Une des autres singularités du film est le dialogue mystérieux qu’il installe entre les deux personnages centraux. Le jeune Aleksei cherche sa place sur terre mais reste profondément solitaire. Dans l’incapacité de vivre pleinement les choses, il est comme envahi par l’âme de son ennemi, Jomo. C’est une magnifique idée de cinéma, pleine de poésie.

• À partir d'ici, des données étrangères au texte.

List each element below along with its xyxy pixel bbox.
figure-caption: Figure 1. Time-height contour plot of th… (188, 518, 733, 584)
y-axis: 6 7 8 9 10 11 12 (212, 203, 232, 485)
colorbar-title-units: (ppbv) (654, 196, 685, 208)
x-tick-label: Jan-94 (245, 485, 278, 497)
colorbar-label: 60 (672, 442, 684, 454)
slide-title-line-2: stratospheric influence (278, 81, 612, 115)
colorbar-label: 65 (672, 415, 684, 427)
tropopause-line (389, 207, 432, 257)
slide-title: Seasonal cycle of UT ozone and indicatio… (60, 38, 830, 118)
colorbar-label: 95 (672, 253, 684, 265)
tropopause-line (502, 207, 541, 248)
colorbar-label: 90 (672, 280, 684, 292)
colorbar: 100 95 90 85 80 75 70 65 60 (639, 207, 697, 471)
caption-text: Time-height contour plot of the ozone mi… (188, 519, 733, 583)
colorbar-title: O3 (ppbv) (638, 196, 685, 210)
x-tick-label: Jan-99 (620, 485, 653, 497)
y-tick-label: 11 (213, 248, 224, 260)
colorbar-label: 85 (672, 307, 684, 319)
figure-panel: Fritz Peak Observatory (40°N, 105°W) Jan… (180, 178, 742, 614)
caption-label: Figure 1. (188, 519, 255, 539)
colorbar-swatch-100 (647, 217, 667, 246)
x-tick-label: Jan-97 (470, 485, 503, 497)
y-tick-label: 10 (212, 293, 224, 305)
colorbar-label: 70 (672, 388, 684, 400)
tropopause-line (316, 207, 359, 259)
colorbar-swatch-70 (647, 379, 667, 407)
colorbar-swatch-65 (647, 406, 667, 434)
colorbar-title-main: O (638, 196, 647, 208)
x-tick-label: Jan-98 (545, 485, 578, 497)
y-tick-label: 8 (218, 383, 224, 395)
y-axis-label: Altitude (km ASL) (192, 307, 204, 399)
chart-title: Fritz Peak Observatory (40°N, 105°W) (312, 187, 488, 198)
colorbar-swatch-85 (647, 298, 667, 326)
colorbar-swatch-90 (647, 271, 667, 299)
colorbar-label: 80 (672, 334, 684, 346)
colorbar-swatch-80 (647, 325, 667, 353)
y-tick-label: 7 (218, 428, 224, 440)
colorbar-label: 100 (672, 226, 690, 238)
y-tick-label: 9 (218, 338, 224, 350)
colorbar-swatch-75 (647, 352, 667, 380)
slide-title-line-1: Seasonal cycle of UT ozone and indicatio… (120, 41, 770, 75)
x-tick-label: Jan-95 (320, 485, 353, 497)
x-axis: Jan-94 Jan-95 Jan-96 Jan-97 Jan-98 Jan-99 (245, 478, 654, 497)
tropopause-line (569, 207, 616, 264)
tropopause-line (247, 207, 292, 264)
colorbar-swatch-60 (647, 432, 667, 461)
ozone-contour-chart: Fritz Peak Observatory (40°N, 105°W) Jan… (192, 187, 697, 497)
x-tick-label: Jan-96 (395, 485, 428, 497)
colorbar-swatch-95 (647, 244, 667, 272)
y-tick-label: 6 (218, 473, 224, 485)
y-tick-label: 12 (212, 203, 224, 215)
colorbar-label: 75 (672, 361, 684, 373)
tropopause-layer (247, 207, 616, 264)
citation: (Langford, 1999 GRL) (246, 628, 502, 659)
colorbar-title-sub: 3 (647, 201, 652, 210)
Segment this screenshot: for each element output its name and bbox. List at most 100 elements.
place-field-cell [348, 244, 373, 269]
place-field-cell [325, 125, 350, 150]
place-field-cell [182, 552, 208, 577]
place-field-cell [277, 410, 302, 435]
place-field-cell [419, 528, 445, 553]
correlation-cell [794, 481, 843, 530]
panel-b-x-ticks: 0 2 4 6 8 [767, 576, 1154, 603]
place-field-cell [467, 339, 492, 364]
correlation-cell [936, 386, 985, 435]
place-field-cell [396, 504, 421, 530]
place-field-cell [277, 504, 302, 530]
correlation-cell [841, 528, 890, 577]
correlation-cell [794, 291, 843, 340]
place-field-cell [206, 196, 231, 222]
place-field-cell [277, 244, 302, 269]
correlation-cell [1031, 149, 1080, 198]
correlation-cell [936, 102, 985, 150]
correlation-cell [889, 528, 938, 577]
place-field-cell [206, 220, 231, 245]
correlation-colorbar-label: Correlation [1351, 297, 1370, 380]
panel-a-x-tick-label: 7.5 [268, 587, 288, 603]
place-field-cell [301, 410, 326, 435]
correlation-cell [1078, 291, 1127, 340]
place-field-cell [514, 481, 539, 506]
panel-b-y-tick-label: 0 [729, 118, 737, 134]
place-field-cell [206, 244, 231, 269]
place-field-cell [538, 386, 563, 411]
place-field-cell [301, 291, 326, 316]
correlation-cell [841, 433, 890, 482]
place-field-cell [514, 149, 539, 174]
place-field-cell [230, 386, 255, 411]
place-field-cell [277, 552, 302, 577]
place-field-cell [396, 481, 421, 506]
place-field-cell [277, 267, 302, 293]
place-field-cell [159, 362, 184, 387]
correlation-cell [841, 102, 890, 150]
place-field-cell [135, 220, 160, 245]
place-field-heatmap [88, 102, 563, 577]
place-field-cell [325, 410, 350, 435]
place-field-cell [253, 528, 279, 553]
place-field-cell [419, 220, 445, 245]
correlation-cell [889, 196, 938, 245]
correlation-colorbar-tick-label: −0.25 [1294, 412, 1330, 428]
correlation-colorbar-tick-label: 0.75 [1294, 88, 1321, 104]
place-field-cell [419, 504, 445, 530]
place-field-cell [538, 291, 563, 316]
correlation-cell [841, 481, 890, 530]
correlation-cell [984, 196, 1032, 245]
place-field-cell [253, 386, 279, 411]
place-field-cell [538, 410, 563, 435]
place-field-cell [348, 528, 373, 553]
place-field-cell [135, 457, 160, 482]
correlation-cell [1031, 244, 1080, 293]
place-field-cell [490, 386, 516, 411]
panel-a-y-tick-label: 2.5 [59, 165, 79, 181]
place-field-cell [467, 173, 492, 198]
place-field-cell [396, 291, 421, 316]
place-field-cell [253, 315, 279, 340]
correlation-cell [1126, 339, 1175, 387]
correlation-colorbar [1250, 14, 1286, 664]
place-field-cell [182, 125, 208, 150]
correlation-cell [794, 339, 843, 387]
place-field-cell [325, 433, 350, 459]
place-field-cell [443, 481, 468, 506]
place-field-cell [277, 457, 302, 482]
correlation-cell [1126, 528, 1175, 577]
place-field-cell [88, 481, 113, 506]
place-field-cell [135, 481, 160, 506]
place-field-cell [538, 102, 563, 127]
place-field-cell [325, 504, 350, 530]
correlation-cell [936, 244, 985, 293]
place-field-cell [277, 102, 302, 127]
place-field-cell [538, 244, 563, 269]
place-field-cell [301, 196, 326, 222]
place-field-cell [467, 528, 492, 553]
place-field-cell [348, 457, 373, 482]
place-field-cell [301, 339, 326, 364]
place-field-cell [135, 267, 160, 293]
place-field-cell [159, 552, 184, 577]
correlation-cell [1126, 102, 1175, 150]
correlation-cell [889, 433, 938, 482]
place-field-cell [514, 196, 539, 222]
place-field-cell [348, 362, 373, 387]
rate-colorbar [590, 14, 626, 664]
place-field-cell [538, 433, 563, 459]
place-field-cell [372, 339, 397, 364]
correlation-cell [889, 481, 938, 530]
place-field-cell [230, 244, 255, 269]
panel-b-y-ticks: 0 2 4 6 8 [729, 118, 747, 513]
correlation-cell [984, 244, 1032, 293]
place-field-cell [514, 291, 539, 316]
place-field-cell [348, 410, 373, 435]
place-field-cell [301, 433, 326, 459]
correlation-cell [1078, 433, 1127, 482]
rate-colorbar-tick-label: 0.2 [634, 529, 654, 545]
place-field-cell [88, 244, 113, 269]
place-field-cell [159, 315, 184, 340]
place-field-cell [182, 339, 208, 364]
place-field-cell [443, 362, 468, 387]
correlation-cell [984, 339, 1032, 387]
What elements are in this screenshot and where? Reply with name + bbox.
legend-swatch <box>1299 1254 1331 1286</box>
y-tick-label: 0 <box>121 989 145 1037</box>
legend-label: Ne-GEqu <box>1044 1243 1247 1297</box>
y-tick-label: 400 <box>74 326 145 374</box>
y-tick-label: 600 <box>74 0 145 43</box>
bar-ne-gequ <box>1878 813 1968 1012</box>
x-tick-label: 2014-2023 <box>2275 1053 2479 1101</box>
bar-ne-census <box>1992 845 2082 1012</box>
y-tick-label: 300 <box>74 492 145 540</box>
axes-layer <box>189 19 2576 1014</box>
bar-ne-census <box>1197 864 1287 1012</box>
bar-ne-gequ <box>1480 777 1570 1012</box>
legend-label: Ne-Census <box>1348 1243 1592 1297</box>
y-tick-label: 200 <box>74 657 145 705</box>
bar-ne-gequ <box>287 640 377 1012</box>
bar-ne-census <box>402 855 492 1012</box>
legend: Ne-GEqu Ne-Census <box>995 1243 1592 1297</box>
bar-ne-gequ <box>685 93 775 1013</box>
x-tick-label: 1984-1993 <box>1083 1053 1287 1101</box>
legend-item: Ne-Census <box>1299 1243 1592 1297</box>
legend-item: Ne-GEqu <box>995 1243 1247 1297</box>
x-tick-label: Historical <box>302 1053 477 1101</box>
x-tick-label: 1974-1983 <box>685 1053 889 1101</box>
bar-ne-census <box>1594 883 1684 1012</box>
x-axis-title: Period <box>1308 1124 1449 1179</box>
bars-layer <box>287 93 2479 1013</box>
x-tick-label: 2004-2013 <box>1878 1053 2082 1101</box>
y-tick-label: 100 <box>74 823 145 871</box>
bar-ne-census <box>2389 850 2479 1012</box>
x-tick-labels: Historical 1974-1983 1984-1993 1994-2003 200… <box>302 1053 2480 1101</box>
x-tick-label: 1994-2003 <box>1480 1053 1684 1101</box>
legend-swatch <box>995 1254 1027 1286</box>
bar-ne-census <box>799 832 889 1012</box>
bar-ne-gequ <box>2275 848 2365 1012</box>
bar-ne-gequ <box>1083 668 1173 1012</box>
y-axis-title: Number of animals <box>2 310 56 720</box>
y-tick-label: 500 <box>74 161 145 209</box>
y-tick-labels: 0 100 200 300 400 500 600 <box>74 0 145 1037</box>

Disco Boy est un film sur l’exil et la perte, sur cette quête perpétuelle d’identité alors que l’on est dans l’incapacité d’appartenir au monde (« en dehors de la Légion, tu es un sans-papier, un clandestin » crie un officier à Aleksei), d'être reconnu par la société. Regardons précisément Aleksei, un être sur ses gardes, qui traverse les lieux avec, en lui, la violence concrète du passé et celle abstraite du futur, incapable de relâcher son corps, ce corps tendu par trop de culpabilité et de violence. Et si le pouvoir transcendantal de la danse et de la musique, double symbolique de son ennemi Jomo, pouvait enfin le libérer ?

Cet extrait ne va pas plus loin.